In $Q_4$, two vertices are adjacent if and only if they differ in exactly one coordinate. The Hamming distance between $0000$ and $1111$ is
$$ \nu(0000 \oplus 1111) = 4, $$
so these vertices are not adjacent in $Q_4$. Therefore the induced subgraph $G$ has no edges.
Thus $G$ consists of two isolated vertices and is disconnected. Since every partial cube must be connected, $G$ is not a partial cube.
(b) A partial cube that is not a median graph
Let $C_6$ be the cycle graph on six vertices:
$$ v_0 - v_1 - v_2 - v_3 - v_4 - v_5 - v_0. $$
We first show that $C_6$ is a partial cube.
Label the vertices by binary strings of length $3$:
$$ \begin{aligned} v_0 &= 000,\ v_1 &= 001,\ v_2 &= 011,\ v_3 &= 010,\ v_4 &= 110,\ v_5 &= 100. \end{aligned} $$
Consecutive vertices differ in exactly one bit, so each edge of $C_6$ corresponds to a Hamming distance of $1$. Moreover, along the cycle, the graph distance between any two vertices equals their distance along this isometric embedding in the cube $Q_3$. Hence $C_6$ is an isometric subgraph of a hypercube, so it is a partial cube.
We now show that $C_6$ is not a median graph.

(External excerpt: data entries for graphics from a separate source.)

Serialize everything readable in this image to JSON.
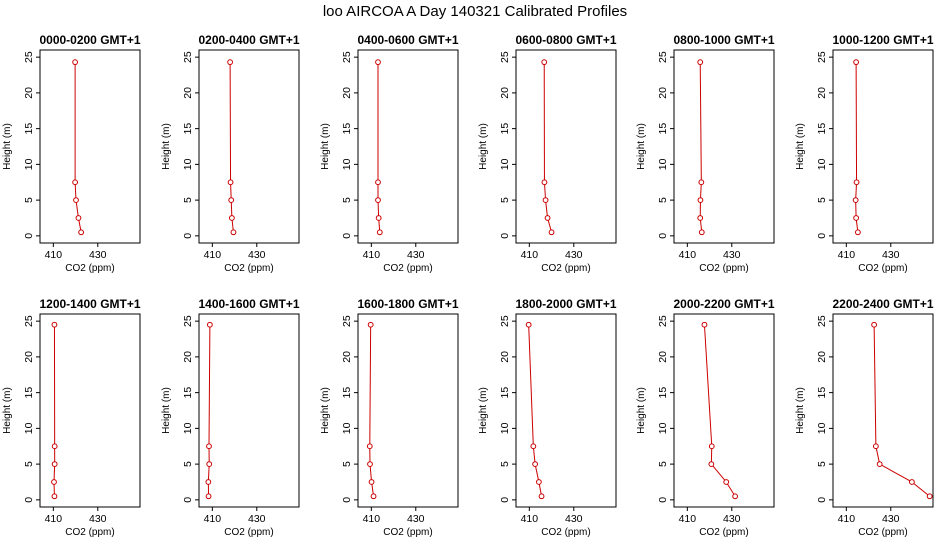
{
  "title": "loo AIRCOA A  Day 140321  Calibrated Profiles",
  "colors": {
    "series": "#cc0000",
    "axis": "#000000",
    "background": "#ffffff"
  },
  "chart_data": [
    {
      "type": "line",
      "title": "0000-0200 GMT+1",
      "xlabel": "CO2 (ppm)",
      "ylabel": "Height (m)",
      "xlim": [
        404,
        449
      ],
      "ylim": [
        -1,
        26
      ],
      "xticks": [
        410,
        430
      ],
      "yticks": [
        0,
        5,
        10,
        15,
        20,
        25
      ],
      "grid": false,
      "x": [
        422.5,
        421.3,
        420.2,
        419.8,
        419.8
      ],
      "y": [
        0.5,
        2.5,
        5,
        7.5,
        24.3
      ]
    },
    {
      "type": "line",
      "title": "0200-0400 GMT+1",
      "xlabel": "CO2 (ppm)",
      "ylabel": "Height (m)",
      "xlim": [
        404,
        449
      ],
      "ylim": [
        -1,
        26
      ],
      "xticks": [
        410,
        430
      ],
      "yticks": [
        0,
        5,
        10,
        15,
        20,
        25
      ],
      "grid": false,
      "x": [
        419.5,
        418.8,
        418.5,
        418.2,
        418.0
      ],
      "y": [
        0.5,
        2.5,
        5,
        7.5,
        24.3
      ]
    },
    {
      "type": "line",
      "title": "0400-0600 GMT+1",
      "xlabel": "CO2 (ppm)",
      "ylabel": "Height (m)",
      "xlim": [
        404,
        449
      ],
      "ylim": [
        -1,
        26
      ],
      "xticks": [
        410,
        430
      ],
      "yticks": [
        0,
        5,
        10,
        15,
        20,
        25
      ],
      "grid": false,
      "x": [
        413.8,
        413.3,
        413.0,
        413.0,
        413.0
      ],
      "y": [
        0.5,
        2.5,
        5,
        7.5,
        24.3
      ]
    },
    {
      "type": "line",
      "title": "0600-0800 GMT+1",
      "xlabel": "CO2 (ppm)",
      "ylabel": "Height (m)",
      "xlim": [
        404,
        449
      ],
      "ylim": [
        -1,
        26
      ],
      "xticks": [
        410,
        430
      ],
      "yticks": [
        0,
        5,
        10,
        15,
        20,
        25
      ],
      "grid": false,
      "x": [
        420.0,
        418.2,
        417.3,
        416.8,
        416.7
      ],
      "y": [
        0.5,
        2.5,
        5,
        7.5,
        24.3
      ]
    },
    {
      "type": "line",
      "title": "0800-1000 GMT+1",
      "xlabel": "CO2 (ppm)",
      "ylabel": "Height (m)",
      "xlim": [
        404,
        449
      ],
      "ylim": [
        -1,
        26
      ],
      "xticks": [
        410,
        430
      ],
      "yticks": [
        0,
        5,
        10,
        15,
        20,
        25
      ],
      "grid": false,
      "x": [
        416.5,
        415.8,
        415.9,
        416.3,
        415.8
      ],
      "y": [
        0.5,
        2.5,
        5,
        7.5,
        24.3
      ]
    },
    {
      "type": "line",
      "title": "1000-1200 GMT+1",
      "xlabel": "CO2 (ppm)",
      "ylabel": "Height (m)",
      "xlim": [
        404,
        449
      ],
      "ylim": [
        -1,
        26
      ],
      "xticks": [
        410,
        430
      ],
      "yticks": [
        0,
        5,
        10,
        15,
        20,
        25
      ],
      "grid": false,
      "x": [
        415.2,
        414.4,
        414.2,
        414.6,
        414.4
      ],
      "y": [
        0.5,
        2.5,
        5,
        7.5,
        24.3
      ]
    },
    {
      "type": "line",
      "title": "1200-1400 GMT+1",
      "xlabel": "CO2 (ppm)",
      "ylabel": "Height (m)",
      "xlim": [
        404,
        449
      ],
      "ylim": [
        -1,
        26
      ],
      "xticks": [
        410,
        430
      ],
      "yticks": [
        0,
        5,
        10,
        15,
        20,
        25
      ],
      "grid": false,
      "x": [
        410.5,
        410.3,
        410.6,
        410.6,
        410.5
      ],
      "y": [
        0.5,
        2.5,
        5,
        7.5,
        24.5
      ]
    },
    {
      "type": "line",
      "title": "1400-1600 GMT+1",
      "xlabel": "CO2 (ppm)",
      "ylabel": "Height (m)",
      "xlim": [
        404,
        449
      ],
      "ylim": [
        -1,
        26
      ],
      "xticks": [
        410,
        430
      ],
      "yticks": [
        0,
        5,
        10,
        15,
        20,
        25
      ],
      "grid": false,
      "x": [
        408.3,
        408.2,
        408.6,
        408.5,
        408.9
      ],
      "y": [
        0.5,
        2.5,
        5,
        7.5,
        24.5
      ]
    },
    {
      "type": "line",
      "title": "1600-1800 GMT+1",
      "xlabel": "CO2 (ppm)",
      "ylabel": "Height (m)",
      "xlim": [
        404,
        449
      ],
      "ylim": [
        -1,
        26
      ],
      "xticks": [
        410,
        430
      ],
      "yticks": [
        0,
        5,
        10,
        15,
        20,
        25
      ],
      "grid": false,
      "x": [
        411.0,
        410.1,
        409.4,
        409.3,
        409.7
      ],
      "y": [
        0.5,
        2.5,
        5,
        7.5,
        24.5
      ]
    },
    {
      "type": "line",
      "title": "1800-2000 GMT+1",
      "xlabel": "CO2 (ppm)",
      "ylabel": "Height (m)",
      "xlim": [
        404,
        449
      ],
      "ylim": [
        -1,
        26
      ],
      "xticks": [
        410,
        430
      ],
      "yticks": [
        0,
        5,
        10,
        15,
        20,
        25
      ],
      "grid": false,
      "x": [
        415.5,
        414.3,
        412.6,
        411.8,
        409.7
      ],
      "y": [
        0.5,
        2.5,
        5,
        7.5,
        24.5
      ]
    },
    {
      "type": "line",
      "title": "2000-2200 GMT+1",
      "xlabel": "CO2 (ppm)",
      "ylabel": "Height (m)",
      "xlim": [
        404,
        449
      ],
      "ylim": [
        -1,
        26
      ],
      "xticks": [
        410,
        430
      ],
      "yticks": [
        0,
        5,
        10,
        15,
        20,
        25
      ],
      "grid": false,
      "x": [
        431.5,
        427.5,
        420.8,
        421.0,
        417.7
      ],
      "y": [
        0.5,
        2.5,
        5,
        7.5,
        24.5
      ]
    },
    {
      "type": "line",
      "title": "2200-2400 GMT+1",
      "xlabel": "CO2 (ppm)",
      "ylabel": "Height (m)",
      "xlim": [
        404,
        449
      ],
      "ylim": [
        -1,
        26
      ],
      "xticks": [
        410,
        430
      ],
      "yticks": [
        0,
        5,
        10,
        15,
        20,
        25
      ],
      "grid": false,
      "x": [
        447.5,
        439.5,
        425.0,
        423.3,
        422.5
      ],
      "y": [
        0.5,
        2.5,
        5,
        7.5,
        24.5
      ]
    }
  ]
}
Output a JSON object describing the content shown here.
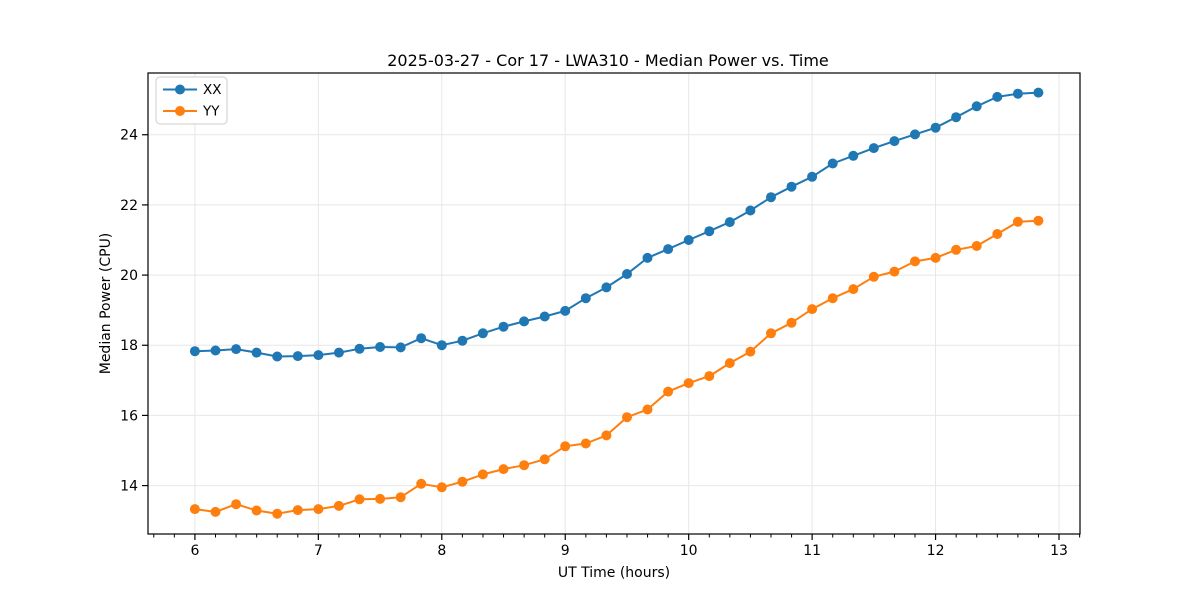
{
  "chart_data": {
    "type": "line",
    "title": "2025-03-27 - Cor 17 - LWA310 - Median Power vs. Time",
    "xlabel": "UT Time (hours)",
    "ylabel": "Median Power (CPU)",
    "xlim": [
      5.62,
      13.17
    ],
    "ylim": [
      12.62,
      25.76
    ],
    "xticks": [
      6,
      7,
      8,
      9,
      10,
      11,
      12,
      13
    ],
    "yticks": [
      14,
      16,
      18,
      20,
      22,
      24
    ],
    "x_minor_step": 0.16667,
    "grid": true,
    "legend": {
      "position": "upper left"
    },
    "x": [
      6.0,
      6.1667,
      6.3333,
      6.5,
      6.6667,
      6.8333,
      7.0,
      7.1667,
      7.3333,
      7.5,
      7.6667,
      7.8333,
      8.0,
      8.1667,
      8.3333,
      8.5,
      8.6667,
      8.8333,
      9.0,
      9.1667,
      9.3333,
      9.5,
      9.6667,
      9.8333,
      10.0,
      10.1667,
      10.3333,
      10.5,
      10.6667,
      10.8333,
      11.0,
      11.1667,
      11.3333,
      11.5,
      11.6667,
      11.8333,
      12.0,
      12.1667,
      12.3333,
      12.5,
      12.6667,
      12.8333
    ],
    "series": [
      {
        "name": "XX",
        "color": "#1f77b4",
        "values": [
          17.83,
          17.85,
          17.89,
          17.79,
          17.68,
          17.69,
          17.72,
          17.79,
          17.9,
          17.95,
          17.94,
          18.2,
          18.0,
          18.13,
          18.34,
          18.53,
          18.68,
          18.82,
          18.98,
          19.34,
          19.65,
          20.03,
          20.49,
          20.74,
          21.0,
          21.25,
          21.51,
          21.84,
          22.22,
          22.52,
          22.8,
          23.18,
          23.4,
          23.62,
          23.82,
          24.01,
          24.2,
          24.5,
          24.81,
          25.08,
          25.17,
          25.2
        ]
      },
      {
        "name": "YY",
        "color": "#ff7f0e",
        "values": [
          13.33,
          13.25,
          13.47,
          13.29,
          13.2,
          13.3,
          13.33,
          13.42,
          13.61,
          13.62,
          13.67,
          14.05,
          13.95,
          14.11,
          14.32,
          14.47,
          14.58,
          14.75,
          15.12,
          15.2,
          15.43,
          15.95,
          16.17,
          16.68,
          16.92,
          17.12,
          17.49,
          17.82,
          18.34,
          18.64,
          19.03,
          19.34,
          19.6,
          19.95,
          20.1,
          20.39,
          20.49,
          20.72,
          20.83,
          21.17,
          21.52,
          21.55
        ]
      }
    ]
  }
}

Consider the vertices $v_0, v_2, v_4$. Any vertex lying on shortest paths between each pair would have to simultaneously lie on geodesics in a cycle of length $6$. In $C_6$, the pairwise shortest paths between these three vertices are not simultaneously intersected by a unique vertex: there are two distinct candidates depending on direction around the cycle, and no single vertex lies on all three pairwise geodesics. Hence the median of $v_0, v_2, v_4$ does not exist uniquely.
Therefore $C_6$ is not a median graph.
Conclusion
An induced subgraph of $Q_4$ that is not a partial cube is any disconnected induced subgraph, for example ${0000,1111}$. A partial cube that is not a median graph is the 6_